Does your venue have any requirements for DJs?
- To have his own public liability insurance
- To have “Portable Appliance Test” certificates for his electrical equipment (which shows that the equipment is safe)
- To agree to hook up his equipment to a noise meter (this will cut the power to the DJ’s equipment if noise exceeds a certain level – most DJs are used to working with them)
Questions to ask
When speaking to DJs, you should obviously ask them about any requirements from your venue. It’s also worth asking them the following questions:
• How long have you been a DJ?
• How many wedding discos have you done before?
• Do you carry spare equipment?
• In particular, do you bring a spare amp to all venues?
• What sort of lighting equipment do you have?
Making the booking
Once you’re happy with your DJ, it’s time to make the booking. You might be asked to pay a deposit, which should be no more than about 25% for a reputable DJ. The remainder should be payable after the wedding. Make sure that you receive a written confirmation of the booking. Usually you will be given written terms and conditions to sign –
Guidance for your DJ
Your DJ is likely to ask you for guidance on the age range of your guests and the type of music you want to be played. A good wedding disco will generally cover a range of musical eras, but the perfect balance will depend on the composition of the guests.
Try to give your DJ as much information as possible to ensure that he can do his job properly. Most couples just want a DJ to play the right music to get their guests on the dancefloor and having a good time. However, there are still three important decisions you need to make.
- First, should your DJ be allowed to accept requests from guests? Allowing requests will keep at least some of your guests happy, but a few badly chosen songs can really put a dampener on the atmosphere. This decision falls to personal preference. Some people allow requests but place limits – for example, “nothing tacky”. For more control you can allow requests but give your DJ a blacklist – no Macarena and no boy bands, for example.
- Second, you need to decide whether or not to give your DJ a playlist. You may feel that you are doing part of the DJ’s job for them, but in fact most DJs welcome a playlist. Provided you are confident in your musical tastes and those of your guests, this is a surefire way to make sure your DJ gets it right.
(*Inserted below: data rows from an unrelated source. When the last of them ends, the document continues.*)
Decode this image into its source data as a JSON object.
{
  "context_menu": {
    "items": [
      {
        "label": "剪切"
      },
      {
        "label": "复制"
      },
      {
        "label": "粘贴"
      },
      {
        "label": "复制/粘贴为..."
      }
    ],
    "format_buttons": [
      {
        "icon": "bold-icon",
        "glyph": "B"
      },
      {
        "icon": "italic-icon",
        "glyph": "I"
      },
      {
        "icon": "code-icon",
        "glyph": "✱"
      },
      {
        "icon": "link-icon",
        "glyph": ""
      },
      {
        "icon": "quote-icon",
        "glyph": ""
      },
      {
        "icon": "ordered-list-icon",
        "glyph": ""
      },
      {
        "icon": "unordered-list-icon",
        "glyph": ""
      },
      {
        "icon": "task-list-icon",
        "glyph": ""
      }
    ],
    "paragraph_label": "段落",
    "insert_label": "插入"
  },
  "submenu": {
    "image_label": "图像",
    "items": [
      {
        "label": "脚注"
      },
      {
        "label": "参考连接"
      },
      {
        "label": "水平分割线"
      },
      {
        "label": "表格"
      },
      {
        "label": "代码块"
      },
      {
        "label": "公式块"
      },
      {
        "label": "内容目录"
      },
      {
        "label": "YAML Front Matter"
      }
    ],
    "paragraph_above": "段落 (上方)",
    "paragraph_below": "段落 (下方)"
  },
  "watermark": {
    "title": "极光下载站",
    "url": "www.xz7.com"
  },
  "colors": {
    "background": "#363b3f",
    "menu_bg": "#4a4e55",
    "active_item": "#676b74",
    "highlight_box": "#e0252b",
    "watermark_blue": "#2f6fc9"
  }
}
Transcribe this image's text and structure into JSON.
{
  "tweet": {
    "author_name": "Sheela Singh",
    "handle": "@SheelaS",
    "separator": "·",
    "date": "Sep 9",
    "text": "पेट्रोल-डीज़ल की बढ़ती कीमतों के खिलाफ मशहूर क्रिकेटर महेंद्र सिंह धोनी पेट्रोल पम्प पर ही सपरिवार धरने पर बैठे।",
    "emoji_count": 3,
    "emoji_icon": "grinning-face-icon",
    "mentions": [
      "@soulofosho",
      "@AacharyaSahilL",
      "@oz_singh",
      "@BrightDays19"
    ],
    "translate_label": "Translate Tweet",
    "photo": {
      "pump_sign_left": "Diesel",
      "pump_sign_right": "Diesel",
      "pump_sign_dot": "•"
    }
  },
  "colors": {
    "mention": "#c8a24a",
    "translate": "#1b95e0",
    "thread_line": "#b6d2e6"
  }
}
However, it can be a lot of work to put together. Try inviting your best man and bridesmaids round for help! Our wedding disco playlist can get you started.
- Third, do you have any preference as to what your DJ should wear? Some couples expect the DJ to blend in with other wedding guests. Others don’t mind what the DJ wears so long as it is reasonably smart.
On the night
Listen to what your DJ is playing and check that they are following your instructions. Pay particular attention to the volume. Ideally it should be loud enough to create an atmosphere, but no so deafening that your seated guests cannot talk comfortably.